Although Minnesota’s second congressional district, comprised of the southern Metro area of the Twin Cities and surrounding rural areas, tend to skew towards the left, the district is decidedly purple.
Craig faces a particularly tight race. Gabe Kaplan ’25, current president and former treasurer of Carleton Democrats, emphasizes that “[I]f we get an extra 500 votes on campus, that is a large amount of [Craig’s] potential winning margin and potentially quite impactful if it allows the next Democrat president, hopefully Kamala Harris, to pass more legislation on climate change, reproductive rights, and other issues.” In their quest to get these additional votes, Carleton Democrats is focusing on both on and off-campus measures, including door-knocking and staffing phone banks around Northfield and relational campaigns on the Carleton campus. Kaplan hopes that, by encouraging Carleton students to become politically engaged in the Northfield community and voice their beliefs to their peers about important political issues, Carleton Democrats will be able to make a significant difference in these closely-contested races.

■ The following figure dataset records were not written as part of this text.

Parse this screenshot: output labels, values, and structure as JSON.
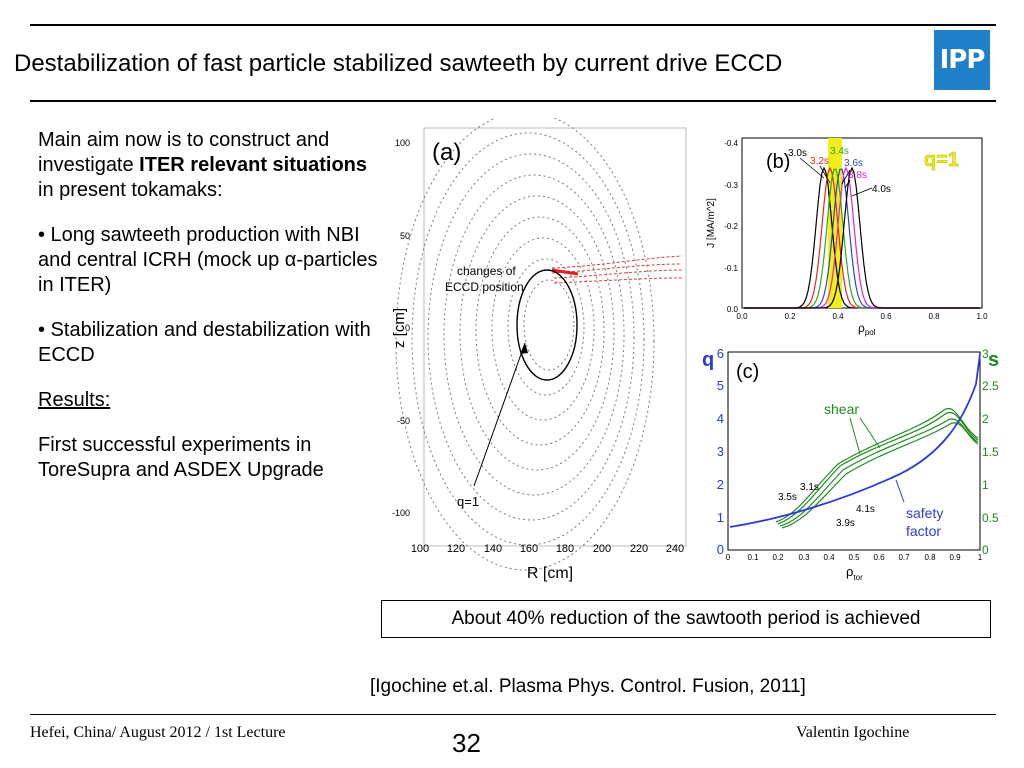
{
  "header": {
    "title": "Destabilization of fast particle stabilized sawteeth by current drive ECCD",
    "logo_text": "IPP",
    "logo_color": "#1f7fc8"
  },
  "body": {
    "p1_a": "Main aim now is to construct and investigate ",
    "p1_bold": "ITER relevant situations",
    "p1_b": " in present tokamaks:",
    "bullet1": "• Long sawteeth production with NBI and central ICRH (mock up α-particles in ITER)",
    "bullet2": "• Stabilization and destabilization with ECCD",
    "results_heading": "Results:",
    "results_text": "First successful experiments in ToreSupra and ASDEX Upgrade"
  },
  "figure_a": {
    "panel_label": "(a)",
    "x_label": "R [cm]",
    "y_label": "z [cm]",
    "x_ticks": [
      "100",
      "120",
      "140",
      "160",
      "180",
      "200",
      "220",
      "240"
    ],
    "y_ticks": [
      "100",
      "50",
      "0",
      "-50",
      "-100"
    ],
    "annotation_eccd": "changes of ECCD position",
    "annotation_eccd_line1": "changes of",
    "annotation_eccd_line2": "ECCD position",
    "annotation_q1": "q=1"
  },
  "figure_b": {
    "panel_label": "(b)",
    "y_label": "J [MA/m^2]",
    "x_label": "ρ",
    "x_label_sub": "pol",
    "q_label": "q=1",
    "x_ticks": [
      "0.0",
      "0.2",
      "0.4",
      "0.6",
      "0.8",
      "1.0"
    ],
    "y_ticks": [
      "-0.4",
      "-0.3",
      "-0.2",
      "-0.1",
      "0.0"
    ],
    "times": [
      {
        "label": "3.0s",
        "color": "#000000"
      },
      {
        "label": "3.2s",
        "color": "#e3262b"
      },
      {
        "label": "3.4s",
        "color": "#2fa82f"
      },
      {
        "label": "3.6s",
        "color": "#2b49c9"
      },
      {
        "label": "3.8s",
        "color": "#d926d9"
      },
      {
        "label": "4.0s",
        "color": "#000000"
      }
    ],
    "highlight_color": "#f2ee17"
  },
  "figure_c": {
    "panel_label": "(c)",
    "left_axis": "q",
    "right_axis": "s",
    "x_label": "ρ",
    "x_label_sub": "tor",
    "left_ticks": [
      "0",
      "1",
      "2",
      "3",
      "4",
      "5",
      "6"
    ],
    "right_ticks": [
      "0",
      "0.5",
      "1",
      "1.5",
      "2",
      "2.5",
      "3"
    ],
    "x_ticks": [
      "0",
      "0.1",
      "0.2",
      "0.3",
      "0.4",
      "0.5",
      "0.6",
      "0.7",
      "0.8",
      "0.9",
      "1"
    ],
    "shear_label": "shear",
    "safety_label_line1": "safety",
    "safety_label_line2": "factor",
    "time_labels": [
      "3.1s",
      "3.5s",
      "4.1s",
      "3.9s"
    ],
    "q_color": "#2b3bd6",
    "s_color": "#1f8a1f"
  },
  "result_box": "About 40% reduction of the sawtooth period is achieved",
  "citation": "[Igochine et.al. Plasma Phys. Control. Fusion, 2011]",
  "footer": {
    "left": "Hefei, China/ August 2012 / 1st Lecture",
    "page_number": "32",
    "right": "Valentin Igochine"
  }
}
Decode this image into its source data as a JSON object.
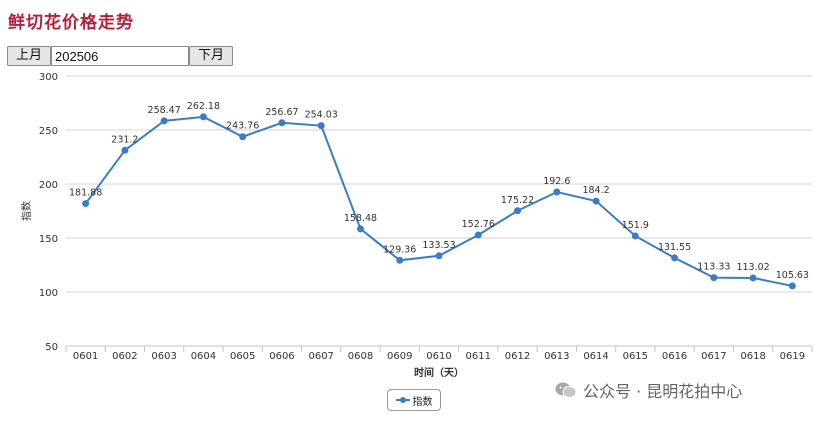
{
  "page_title": "鲜切花价格走势",
  "controls": {
    "prev_label": "上月",
    "month_value": "202506",
    "next_label": "下月"
  },
  "watermark": "公众号 · 昆明花拍中心",
  "chart_data": {
    "type": "line",
    "categories": [
      "0601",
      "0602",
      "0603",
      "0604",
      "0605",
      "0606",
      "0607",
      "0608",
      "0609",
      "0610",
      "0611",
      "0612",
      "0613",
      "0614",
      "0615",
      "0616",
      "0617",
      "0618",
      "0619"
    ],
    "series": [
      {
        "name": "指数",
        "color": "#3a7dc6",
        "values": [
          181.88,
          231.2,
          258.47,
          262.18,
          243.76,
          256.67,
          254.03,
          158.48,
          129.36,
          133.53,
          152.76,
          175.22,
          192.6,
          184.2,
          151.9,
          131.55,
          113.33,
          113.02,
          105.63
        ],
        "labels": [
          "181.88",
          "231.2",
          "258.47",
          "262.18",
          "243.76",
          "256.67",
          "254.03",
          "158.48",
          "129.36",
          "133.53",
          "152.76",
          "175.22",
          "192.6",
          "184.2",
          "151.9",
          "131.55",
          "113.33",
          "113.02",
          "105.63"
        ]
      }
    ],
    "ylim": [
      50,
      300
    ],
    "yticks": [
      "50",
      "100",
      "150",
      "200",
      "250",
      "300"
    ],
    "ylabel": "指数",
    "xlabel": "时间（天）",
    "legend": "bottom-center",
    "grid": true
  }
}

The 2024 presidential election marks the first time that Carleton data will be included in the National Study of Learning, Voting and Engagement (NSLVE), a service through Tufts University that measures the student body voter registrations and turnout rates of colleges and universities across the United States. Carleton enrolled in the NSLVE after the 2020 presidential elections first recorded data came from the 2022 Minnesota gubernatorial election, although this data has not yet been released. Participating in the NSLVE will allow Carleton to compare its student voter turnout rate to peer institutions such as St. Olaf College — which recorded the highest voter turnout rate in 2020 — and gain an increased understanding of the efficacy of programs such as CarlsVote.
Both Trischwell and Kaplan urge eligible students to go to the polls on November 5. After all, in the words of Kaplan, casting a ballot “is one of the best means for effecting change in this country.”